As of now, I’m scheduled for a few more surgeries in a month. The surgeries I had two months ago on both arms, and my groin, ended up getting infected and antibiotics haven’t helped. Surgeries, as well as colonoscopies, and biopsies are coming up soon, and I’m a nervous wreck.
Recently, I broke out into these red bumps that hurt and itched like crazy all over my body. They were very similar to chickenpox, and I assumed they were bug bites.
Well, when they didn’t go away after three weeks, I went in, and turns out it’s because of the sun. Certain medicines can make you have an allergic reaction to the sun while on them, and antibiotics fall into that category. So now, I have to avoid the sun because the last time I was exposed, it scarred my body everywhere.
Another thing that seems to go hand in hand with all this is its massive impact on my emotional/mental health. Depression, overwhelming anxiety, embarrassment, shame, and guilt are just a few feelings I carry.
Honestly up until very recently the only relationship it affected was my parents with me. As you can imagine, I’ve gone through every last boyfriend with H.S. and they’ve been supportive, as well as coworkers, and schoolmates, friends and most family.

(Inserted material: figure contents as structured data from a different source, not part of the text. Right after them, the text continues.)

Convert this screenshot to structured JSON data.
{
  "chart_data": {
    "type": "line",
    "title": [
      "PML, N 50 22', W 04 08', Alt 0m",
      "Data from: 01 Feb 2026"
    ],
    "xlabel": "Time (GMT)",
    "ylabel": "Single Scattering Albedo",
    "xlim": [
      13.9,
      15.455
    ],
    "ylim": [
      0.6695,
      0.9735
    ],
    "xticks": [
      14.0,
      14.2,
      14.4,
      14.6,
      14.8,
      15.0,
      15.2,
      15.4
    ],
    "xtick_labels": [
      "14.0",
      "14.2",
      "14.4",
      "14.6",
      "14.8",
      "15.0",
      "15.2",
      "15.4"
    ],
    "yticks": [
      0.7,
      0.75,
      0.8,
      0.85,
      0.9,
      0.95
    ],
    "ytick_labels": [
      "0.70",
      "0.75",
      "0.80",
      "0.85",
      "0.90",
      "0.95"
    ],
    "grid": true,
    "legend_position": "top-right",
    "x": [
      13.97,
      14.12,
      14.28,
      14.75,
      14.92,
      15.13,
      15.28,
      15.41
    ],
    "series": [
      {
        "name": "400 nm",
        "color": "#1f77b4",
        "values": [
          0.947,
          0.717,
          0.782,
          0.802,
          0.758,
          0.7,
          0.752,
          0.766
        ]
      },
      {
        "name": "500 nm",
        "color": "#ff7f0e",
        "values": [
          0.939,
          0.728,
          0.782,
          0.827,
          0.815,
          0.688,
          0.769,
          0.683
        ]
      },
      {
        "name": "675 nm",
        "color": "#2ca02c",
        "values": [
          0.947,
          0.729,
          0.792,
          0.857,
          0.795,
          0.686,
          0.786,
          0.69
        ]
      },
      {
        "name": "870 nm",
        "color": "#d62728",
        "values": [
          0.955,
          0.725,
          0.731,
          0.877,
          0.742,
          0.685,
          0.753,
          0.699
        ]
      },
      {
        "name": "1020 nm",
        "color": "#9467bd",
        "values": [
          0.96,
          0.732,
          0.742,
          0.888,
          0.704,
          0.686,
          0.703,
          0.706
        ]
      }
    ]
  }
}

But as of this last year, I’ve found myself facing so much resistance it’s debilitating. There are people in my life who don’t believe the disease exists, or don’t believe that it’s that bad. That I’m putting on an act, and often because of that belief, those same people resent me for it.
Oftentimes, people will see me not participating in activities as often as they would like or are used to, and assume that it’s due to laziness, or disinterest. Which has started some pretty serious fights.
People see my family dynamic and assume that because our activities and interactions are different than their own, that somehow reflects on my parenting or worth as a person. They’ll try to belittle the pain I’m in, as if their words could convince my very nerves to repair themselves.
It’s hard to communicate everything I need. I feel guilty for not being able to do the same physical activity as before or as everyone else. I feel guilty for needing so many expensive things while I’m unable to work (gauze, hibiclens, tapes, medicines, etc.), surgeries, hospitalizations, new types of clothing to accommodate HS.
How do you tell people that are closed minded about all the things that go with it? About how your hormones cause – in my case – baseball-sized abscesses in the most delicate places of your body? Or how after a while your body stops healing itself, so you’re left with open tunnels in your skin?
Or about how there’s permanent nerve damage, digestive health issues (in my case it’s Crohn’s) scarring, restricted movement from scarring and fibrosis in underlying tissue, obstructed lymph drainage and conditions associated with that, inflammatory conditions (in my case it’s arthritis), not to mention the psycho-social issues?
So many issues. Like job instability, unemployment, social relationships deteriorating, family relationships deteriorating, and suicidal ideation. Suicidal Ideation in fact is something I secretly carry, and struggle with.
I don’t let many people know, but there are times when everything gets worse, physically, mentally, and emotionally, and I think why not end it?
But I have to remind myself that as hard as it is for me, someone always has it worse. And that no matter how alone I feel, there are HUGE communities full of people who are facing the same struggles.
I’ve been so lucky to find my fellow H.S. warriors, and survivors. I absolutely believe that together we can bring awareness and conversation to the general public, and the medical community to hopefully find better, more effective treatments and someday a cure.